Basically, you can enter any descriptive fields normally into your database, but the actual BLOB is stored in NTFS, governed by the SQL engine and limited in size only by your NTFS file system.
Hope this helps - I know it raises all kinds of possibilities in my mind. ;-)
I have some large volumes of text (log files) which may be very large (up to gigabytes). They are associated with entities which I'm storing in a database, and I'm trying to figure out whether I should store them within the SQL database, or in external files.
It seems like in-database storage may be limited to 4GB for LONGTEXT fields in MySQL, and presumably other DBs have similar limits.
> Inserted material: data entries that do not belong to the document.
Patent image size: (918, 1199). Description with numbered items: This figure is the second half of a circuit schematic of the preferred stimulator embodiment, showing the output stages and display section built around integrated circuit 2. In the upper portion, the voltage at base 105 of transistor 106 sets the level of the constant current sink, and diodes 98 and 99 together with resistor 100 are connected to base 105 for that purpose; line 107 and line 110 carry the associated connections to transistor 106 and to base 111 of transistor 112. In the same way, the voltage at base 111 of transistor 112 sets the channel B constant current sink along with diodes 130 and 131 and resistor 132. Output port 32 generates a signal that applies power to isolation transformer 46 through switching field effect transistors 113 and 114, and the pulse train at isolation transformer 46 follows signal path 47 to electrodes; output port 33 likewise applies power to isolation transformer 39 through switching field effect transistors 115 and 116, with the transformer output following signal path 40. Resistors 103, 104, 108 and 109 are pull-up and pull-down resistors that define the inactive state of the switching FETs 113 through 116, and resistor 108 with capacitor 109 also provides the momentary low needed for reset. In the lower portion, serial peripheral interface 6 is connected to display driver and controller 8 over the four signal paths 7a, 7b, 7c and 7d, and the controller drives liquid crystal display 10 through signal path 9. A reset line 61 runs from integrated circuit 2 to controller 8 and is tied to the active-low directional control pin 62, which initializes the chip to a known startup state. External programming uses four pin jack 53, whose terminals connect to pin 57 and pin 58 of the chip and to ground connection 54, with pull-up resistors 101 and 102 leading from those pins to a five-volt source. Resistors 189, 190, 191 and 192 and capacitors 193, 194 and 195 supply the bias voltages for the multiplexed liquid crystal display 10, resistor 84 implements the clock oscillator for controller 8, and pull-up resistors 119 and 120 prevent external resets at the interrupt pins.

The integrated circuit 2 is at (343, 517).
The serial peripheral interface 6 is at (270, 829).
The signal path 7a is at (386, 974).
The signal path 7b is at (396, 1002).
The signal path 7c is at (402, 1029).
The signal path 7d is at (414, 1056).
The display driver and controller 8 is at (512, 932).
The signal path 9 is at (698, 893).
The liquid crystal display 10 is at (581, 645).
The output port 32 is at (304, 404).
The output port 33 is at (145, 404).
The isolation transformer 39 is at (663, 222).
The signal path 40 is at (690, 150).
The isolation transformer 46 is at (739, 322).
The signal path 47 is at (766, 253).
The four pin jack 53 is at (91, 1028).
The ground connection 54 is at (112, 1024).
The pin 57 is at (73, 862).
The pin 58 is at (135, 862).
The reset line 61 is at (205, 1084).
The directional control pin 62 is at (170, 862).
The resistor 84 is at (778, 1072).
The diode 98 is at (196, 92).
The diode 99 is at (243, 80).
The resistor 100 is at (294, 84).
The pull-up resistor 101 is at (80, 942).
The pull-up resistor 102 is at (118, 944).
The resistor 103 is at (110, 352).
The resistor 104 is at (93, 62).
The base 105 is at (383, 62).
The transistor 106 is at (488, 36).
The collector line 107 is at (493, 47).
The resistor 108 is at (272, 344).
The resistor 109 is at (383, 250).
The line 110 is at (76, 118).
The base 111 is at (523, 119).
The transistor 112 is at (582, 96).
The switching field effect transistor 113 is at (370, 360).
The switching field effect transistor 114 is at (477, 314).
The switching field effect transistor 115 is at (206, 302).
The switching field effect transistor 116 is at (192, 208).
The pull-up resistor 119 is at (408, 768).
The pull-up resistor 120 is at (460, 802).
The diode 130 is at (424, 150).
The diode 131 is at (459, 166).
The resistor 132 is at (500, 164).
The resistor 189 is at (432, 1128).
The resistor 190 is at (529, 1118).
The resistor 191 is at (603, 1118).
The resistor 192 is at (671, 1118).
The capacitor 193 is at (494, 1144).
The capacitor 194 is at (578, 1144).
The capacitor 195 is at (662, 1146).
Also, storing in the database presumably precludes any kind of seeking when viewing this data -- I'd have to load the full length of the data to render any part of it, right?
So it seems like I'm leaning towards storing this data out-of-DB: are my misgivings about storing large blobs in the database valid, and if I'm going to store them out of the database then are there any frameworks/libraries to help with that?
(I'm working in python but am interested in technologies in other languages too)
Your misgivings are valid.
DB's gained the ability to handle large binary and text fields some years ago, and after everybody tried we gave up.
The problem stems from the fact that your operations on large objects tend to be very different from your operations on the atomic values. So the code gets difficult and inconsistent.
So most veterans just go with storing them on the filesystem with a pointer in the db.
I know php/mysql/oracle/prob more lets you work with large database objects as if you have a file pointer, which gets around memory issues.